Why I Embraced the JAMstack to Build Web Sites
I think the hardest thing to do in life is move on to something new, something that exists outside of the normal comfort zone.
For me, that comfort zone has been WordPress. While I have been working as a Drupal developer for about a year and a half, WordPress has been my bread and butter since 2016.
I don't particularly like building and managing WordPress websites, however. PHP ranks pretty low on my list of favorite programming languages (it's slightly above Visual Basic). I don't like setting up and administering WordPress installations. And, most of all, I don't like paying for web hosting, be it shared, managed, VPS, or whatever.
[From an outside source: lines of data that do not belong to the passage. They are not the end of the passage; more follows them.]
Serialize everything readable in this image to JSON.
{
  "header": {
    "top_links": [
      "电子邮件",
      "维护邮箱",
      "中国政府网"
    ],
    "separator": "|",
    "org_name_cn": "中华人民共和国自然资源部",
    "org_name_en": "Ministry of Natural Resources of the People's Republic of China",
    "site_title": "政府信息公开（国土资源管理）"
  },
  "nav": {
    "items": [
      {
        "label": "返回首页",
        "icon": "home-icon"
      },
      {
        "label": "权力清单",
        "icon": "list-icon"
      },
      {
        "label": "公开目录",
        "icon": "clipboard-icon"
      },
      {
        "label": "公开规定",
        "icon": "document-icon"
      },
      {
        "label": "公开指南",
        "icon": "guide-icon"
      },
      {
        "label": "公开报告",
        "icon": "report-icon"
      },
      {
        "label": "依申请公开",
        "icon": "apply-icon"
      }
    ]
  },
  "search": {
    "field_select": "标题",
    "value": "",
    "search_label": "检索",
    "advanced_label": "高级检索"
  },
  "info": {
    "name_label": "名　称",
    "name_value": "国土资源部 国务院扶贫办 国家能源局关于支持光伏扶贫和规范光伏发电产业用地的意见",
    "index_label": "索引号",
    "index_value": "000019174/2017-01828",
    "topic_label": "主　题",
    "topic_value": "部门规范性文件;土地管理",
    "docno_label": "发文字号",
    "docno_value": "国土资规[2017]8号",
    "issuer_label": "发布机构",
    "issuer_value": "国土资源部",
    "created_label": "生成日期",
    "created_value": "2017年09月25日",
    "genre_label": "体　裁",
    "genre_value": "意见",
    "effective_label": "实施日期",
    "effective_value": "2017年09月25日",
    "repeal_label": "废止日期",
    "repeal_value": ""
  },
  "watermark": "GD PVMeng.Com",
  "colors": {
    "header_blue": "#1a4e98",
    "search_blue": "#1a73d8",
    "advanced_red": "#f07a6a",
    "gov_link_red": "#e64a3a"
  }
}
These dislikes added up to a sense of stagnation. I wasn't coding like I knew I always should be. And I began to feel like my web development skills were falling behind. Modern web development trends were drifting away from the WordPress-way of doing things.
Enter the JAMstack
What does this matter?
WordPress is a monolithic application consisting of MySQL, Apache or Nginx, and PHP. Traditionally, this all runs on one web server. To increase site performance, WordPress sites have some type of caching set up and are probably behind a content delivery network. When a visitor makes a request, the CDN is hit, then the server cache, and then the database in that order.
The JAMstack simplifies the "stack" by going serverless. A JAMstack site will retrieve the content from whatever source (Markdown, WordPress REST API, etc.) at build time to generate static HTML. This static HTML can then be deployed directly to a CDN-backed service like Netlify. Thus, JAMstack approach has eliminated the web server entirely.
What are the benefits:
- Lower costs
- Better build tools
- Built in need for code revisioning
- Website can be built more like an app
There are an almost limitless number frameworks to use to build a JAMstack site. To pick the one that works for your project, answer the following questions:
Do you prefer a particular frontend framework like Angular, React, Vue, or Svelte?
Each frontend framework has at least one widely used project for building JAMstack sites. There are also many static site generators that work indepent of any one framework.
I chose NextJS because I wanted to learn React.
How do you want to manage your content?
For my personal blog, I am comfortable editing Markdown files. For my tech-curious clients that don't mind learning something new, I would use NetlifyCMS to manage content in a git repository. For the less tech-savvy clients, I would use WordPress. And for a large organization that has multiple teams and custom authentication, I would use Drupal.
I chose to use Markdown for my blog content and JSON for specific pages like my resume. I manage this using NetlifyCMS.
The JAMstack approach to building websites is quickly becoming the default in the industry. I like it because my site is faster, my code is cleaner, and my hosting bill is cheaper. Sounds like a win, win, win to me.